Cette thèse, qui couvre une période de l'ordre de quatre siècles, explore la manière dont l'Occident s'est converti au christianisme, plus précisément au catholicisme fondé sur le Credo de Nicée. Qu'entend-on ici par conversion ? D'abord celle des rois barbares et des élites qui les entourent, entrées païennes ou ariennes dans l'espace de l'imperium. Ensuite, se pose la question des minorités juives, les rois hésitant entre leur conversion forcée au nom de l'unification de la société chrétienne et leur strict maintien sans prosélytisme voire sans mariages mixtes selon l'argument théologique : témoigner, jusqu'à la fin des temps, des origines du christianisme. Enfin, les masses populaires, urbaines, proches des évêques, et "rustici" sensés suivre les choix religieux des propriétaires fonciers et parfois visés par l'action missionnaire des moines. L'historien s'appuie sur les documents laissés par des évêques, les vies des saints, les décisions des conciles et synodes, les codes romains et barbares. Une imposante quantité de notes et des annexes accompagnent le lecteur.
La première partie est consacrée aux héritages, ceux de l'Empire chrétien, avec le tournant constantinien, le concile de Nicée et les Pères de l'Église, particulièrement saint Augustin. Le Bas Empire fonctionne avec une politique religieuse où cohabitent la religion officielle (dont le christianisme après 324), la religion licite (la religion juive par ex.), et les superstitions qu'il faudra combattre (superstitio du paganisme traditionnel en déclin ou paganisme plus vivace importé par les barbares). Plus précisément, c'est sous le règne de Constance II (337-353) que religio et superstitio voient ces significations se fixer. Puis en 380 l'édit de Thessalonique fait du catholicisme nicéen la seule religion d'État tandis qu'en 392 Théodose Ier fait passer l'idolâtrie dans la catégorie des superstitiones, dont tout exercice public ou privé était désormais interdit. C'est donc au départ le régime de la coercition impériale, encore utilisé au début du Vème siècle quand Honorius tentait d'en finir avec l'hérésie donatiste en Afrique. Puis survint le sac de Rome, les structures du pouvoir impérial commencèrent à se dissoudre, et les évêques, se retrouvèrent détenteurs de l'auctoritas et tentés de se tourner vers la potestas des nouveaux rois pour exercer la coercitio pour frapper les cibles désignées par l'Église : hérétiques et idolâtres.

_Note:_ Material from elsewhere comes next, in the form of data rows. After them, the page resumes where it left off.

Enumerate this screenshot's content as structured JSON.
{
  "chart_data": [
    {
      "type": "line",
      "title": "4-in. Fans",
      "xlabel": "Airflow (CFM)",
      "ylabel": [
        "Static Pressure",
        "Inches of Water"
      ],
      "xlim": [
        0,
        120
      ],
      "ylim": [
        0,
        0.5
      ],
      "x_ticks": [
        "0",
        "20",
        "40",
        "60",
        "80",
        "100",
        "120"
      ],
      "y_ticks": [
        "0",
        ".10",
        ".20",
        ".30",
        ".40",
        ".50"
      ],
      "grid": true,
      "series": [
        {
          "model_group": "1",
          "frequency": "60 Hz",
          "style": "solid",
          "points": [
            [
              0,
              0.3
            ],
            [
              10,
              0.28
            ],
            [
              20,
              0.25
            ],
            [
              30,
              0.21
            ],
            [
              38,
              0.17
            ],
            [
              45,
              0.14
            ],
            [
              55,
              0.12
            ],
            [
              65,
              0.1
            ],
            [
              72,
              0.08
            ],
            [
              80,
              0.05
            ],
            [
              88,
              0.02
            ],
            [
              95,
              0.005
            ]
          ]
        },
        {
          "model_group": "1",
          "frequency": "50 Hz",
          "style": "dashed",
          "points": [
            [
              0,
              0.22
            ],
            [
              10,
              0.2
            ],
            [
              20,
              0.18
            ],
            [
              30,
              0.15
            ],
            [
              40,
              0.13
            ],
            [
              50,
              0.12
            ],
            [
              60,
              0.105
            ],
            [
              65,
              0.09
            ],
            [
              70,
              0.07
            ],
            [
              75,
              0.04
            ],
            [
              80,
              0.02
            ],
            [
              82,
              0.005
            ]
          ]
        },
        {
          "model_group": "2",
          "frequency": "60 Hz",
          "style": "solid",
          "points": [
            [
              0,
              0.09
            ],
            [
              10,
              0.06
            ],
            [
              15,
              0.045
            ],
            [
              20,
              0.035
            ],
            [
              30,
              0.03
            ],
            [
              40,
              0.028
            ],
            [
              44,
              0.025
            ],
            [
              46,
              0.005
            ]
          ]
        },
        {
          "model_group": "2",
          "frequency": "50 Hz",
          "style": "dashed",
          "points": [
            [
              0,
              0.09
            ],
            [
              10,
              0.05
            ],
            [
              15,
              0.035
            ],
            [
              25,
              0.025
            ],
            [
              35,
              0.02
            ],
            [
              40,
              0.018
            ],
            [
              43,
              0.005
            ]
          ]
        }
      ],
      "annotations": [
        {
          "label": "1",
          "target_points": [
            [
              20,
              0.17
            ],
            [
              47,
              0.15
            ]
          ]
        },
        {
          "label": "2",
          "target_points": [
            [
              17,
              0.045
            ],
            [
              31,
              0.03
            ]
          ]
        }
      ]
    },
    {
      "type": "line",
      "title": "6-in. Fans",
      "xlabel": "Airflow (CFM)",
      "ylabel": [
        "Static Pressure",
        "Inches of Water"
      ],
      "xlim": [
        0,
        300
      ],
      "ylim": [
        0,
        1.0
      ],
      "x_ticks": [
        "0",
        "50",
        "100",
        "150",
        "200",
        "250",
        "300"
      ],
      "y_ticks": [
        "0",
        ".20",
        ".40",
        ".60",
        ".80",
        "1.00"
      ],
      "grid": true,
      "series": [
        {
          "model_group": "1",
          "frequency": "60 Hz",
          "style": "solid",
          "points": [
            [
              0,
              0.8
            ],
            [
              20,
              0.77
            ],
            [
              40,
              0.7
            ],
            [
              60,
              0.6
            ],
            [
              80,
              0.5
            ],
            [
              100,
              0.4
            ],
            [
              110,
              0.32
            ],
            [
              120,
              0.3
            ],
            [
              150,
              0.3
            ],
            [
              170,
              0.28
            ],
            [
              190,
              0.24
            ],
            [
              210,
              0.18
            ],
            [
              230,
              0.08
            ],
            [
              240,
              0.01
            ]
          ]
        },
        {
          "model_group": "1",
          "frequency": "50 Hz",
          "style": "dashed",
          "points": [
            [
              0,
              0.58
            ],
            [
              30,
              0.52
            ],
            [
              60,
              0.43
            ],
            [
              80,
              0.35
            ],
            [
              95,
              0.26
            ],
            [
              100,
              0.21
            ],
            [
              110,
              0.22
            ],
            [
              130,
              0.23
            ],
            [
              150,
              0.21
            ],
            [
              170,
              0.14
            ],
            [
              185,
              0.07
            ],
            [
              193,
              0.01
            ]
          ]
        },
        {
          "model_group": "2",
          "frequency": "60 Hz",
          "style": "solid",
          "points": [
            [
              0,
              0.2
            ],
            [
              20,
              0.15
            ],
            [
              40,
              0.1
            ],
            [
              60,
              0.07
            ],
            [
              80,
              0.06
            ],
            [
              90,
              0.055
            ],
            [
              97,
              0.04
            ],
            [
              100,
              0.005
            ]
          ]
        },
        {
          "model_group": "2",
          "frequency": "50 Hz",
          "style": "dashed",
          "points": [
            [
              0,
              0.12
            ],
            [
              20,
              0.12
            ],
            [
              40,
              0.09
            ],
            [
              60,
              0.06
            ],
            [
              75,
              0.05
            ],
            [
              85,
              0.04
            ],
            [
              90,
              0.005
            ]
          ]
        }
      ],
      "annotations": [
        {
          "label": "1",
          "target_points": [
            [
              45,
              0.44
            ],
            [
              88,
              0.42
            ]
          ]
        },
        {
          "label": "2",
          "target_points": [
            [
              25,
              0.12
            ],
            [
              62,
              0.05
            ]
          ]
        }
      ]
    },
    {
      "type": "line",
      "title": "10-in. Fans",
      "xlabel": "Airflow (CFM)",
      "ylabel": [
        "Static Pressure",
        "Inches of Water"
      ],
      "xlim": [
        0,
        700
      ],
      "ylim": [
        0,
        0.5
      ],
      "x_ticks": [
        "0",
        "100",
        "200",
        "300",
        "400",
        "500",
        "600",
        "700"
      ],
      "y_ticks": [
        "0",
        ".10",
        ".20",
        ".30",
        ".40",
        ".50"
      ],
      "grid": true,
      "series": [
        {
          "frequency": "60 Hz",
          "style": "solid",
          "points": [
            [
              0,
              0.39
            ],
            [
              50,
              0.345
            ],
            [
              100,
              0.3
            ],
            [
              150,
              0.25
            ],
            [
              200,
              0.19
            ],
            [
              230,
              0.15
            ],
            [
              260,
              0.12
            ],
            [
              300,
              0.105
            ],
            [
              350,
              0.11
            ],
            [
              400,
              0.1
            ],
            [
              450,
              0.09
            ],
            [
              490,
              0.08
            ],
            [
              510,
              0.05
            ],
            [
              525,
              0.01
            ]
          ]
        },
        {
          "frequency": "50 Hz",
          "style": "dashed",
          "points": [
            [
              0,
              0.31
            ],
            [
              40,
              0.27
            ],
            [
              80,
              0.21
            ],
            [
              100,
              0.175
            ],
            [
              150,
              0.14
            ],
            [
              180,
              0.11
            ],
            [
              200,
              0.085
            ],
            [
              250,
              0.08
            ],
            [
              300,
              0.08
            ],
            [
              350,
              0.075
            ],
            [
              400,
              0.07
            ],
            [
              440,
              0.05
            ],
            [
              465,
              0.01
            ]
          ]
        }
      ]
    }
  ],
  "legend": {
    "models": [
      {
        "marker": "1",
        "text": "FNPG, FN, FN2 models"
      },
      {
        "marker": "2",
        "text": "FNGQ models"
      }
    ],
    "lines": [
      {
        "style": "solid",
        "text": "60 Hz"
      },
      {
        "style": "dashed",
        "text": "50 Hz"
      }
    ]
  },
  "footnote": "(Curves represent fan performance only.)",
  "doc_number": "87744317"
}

Les Alamans et les Burgondes, les Ostrogoths et les Wisigoths, les Angles et les Saxons, les Suèves et les Vandales, les Gépides et les Lombards etc… sont évoqués dans cet ouvrage. La seconde partie montre comment chaque royaume barbare connaît sa propre histoire de conversion, au catholicisme finalement. Mais certains rois sont d'abord tentés par la généralisation de l'arianisme. D'autres sont tentés par des mesures autoritaires contre les juifs, particulièrement les Wisigoths du royaume de Tolède : Recceswinth, 653-672, voit dans le judaïsme une hérésie, son successeur Erwig le réduit à une "superstitio" et finalement avec Égica les Juifs deviennent purement et simplement les ennemis de l'Espagne, au point que l'arrivée des conquérants musulmans en 711 sera pour eux une libération. Les rois Francs sont les précurseurs de la conversion au catholicisme puisque vers 490-500, Clovis est devenu catholique, sans qu'on sache très bien le rôle joué par Clotaire et par Rémi l'évêque de Reims. Leur conversion a eu une influence, de modèle parfois, sur l'évolution religieuse des autres royaumes. Les chefs barbares étaient parfois déjà convertis (Ostrogoths et Wisigoths ariens) avant de passer le limes. Les masses populaires barbares restaient plutôt païennes. Chez les "Romains", le christianisme fut sans doute déjà dominant passé les années 350-390, plus en ville que dans les campagnes. Les rois semblent plus faciles à convertir que les "rustici" du fond des campagnes. Quelques saints sont missionnés pour cela. On marie des princesses catholiques (franques en général) à des barbares païens ou ariens : les parents exigent le maintien de la liberté religieuse pour leur fille, quitte à envoyer un commando clérical pour s'en assurer. L'auteur a aussi bien montré l'importance de la place des populations juives dans ce qui devenait l'Occident chrétien, en Provence et en Septimanie, et en Espagne plus encore.
La troisième partie est consacrée plus thématiquement à la société chrétienne. Les moines missionnaires, sur le modèle de l'Irlandais Colomban, fondateur des monastères de Luxeuil et de Bobbio, participent à cette évangélisation parfois de manière choc en renversant les idoles, mais ils entraînent peu de conversions. Les élites christianisées jouent un grand rôle surtout s'il s'agit des propriétaires fonciers ; selon le droit romain, depuis Honorius, ils sont responsables de la conversion de leurs paysans tant libres qu'esclaves. Certains souverains, wisigoths notamment, ont repris cette obligation.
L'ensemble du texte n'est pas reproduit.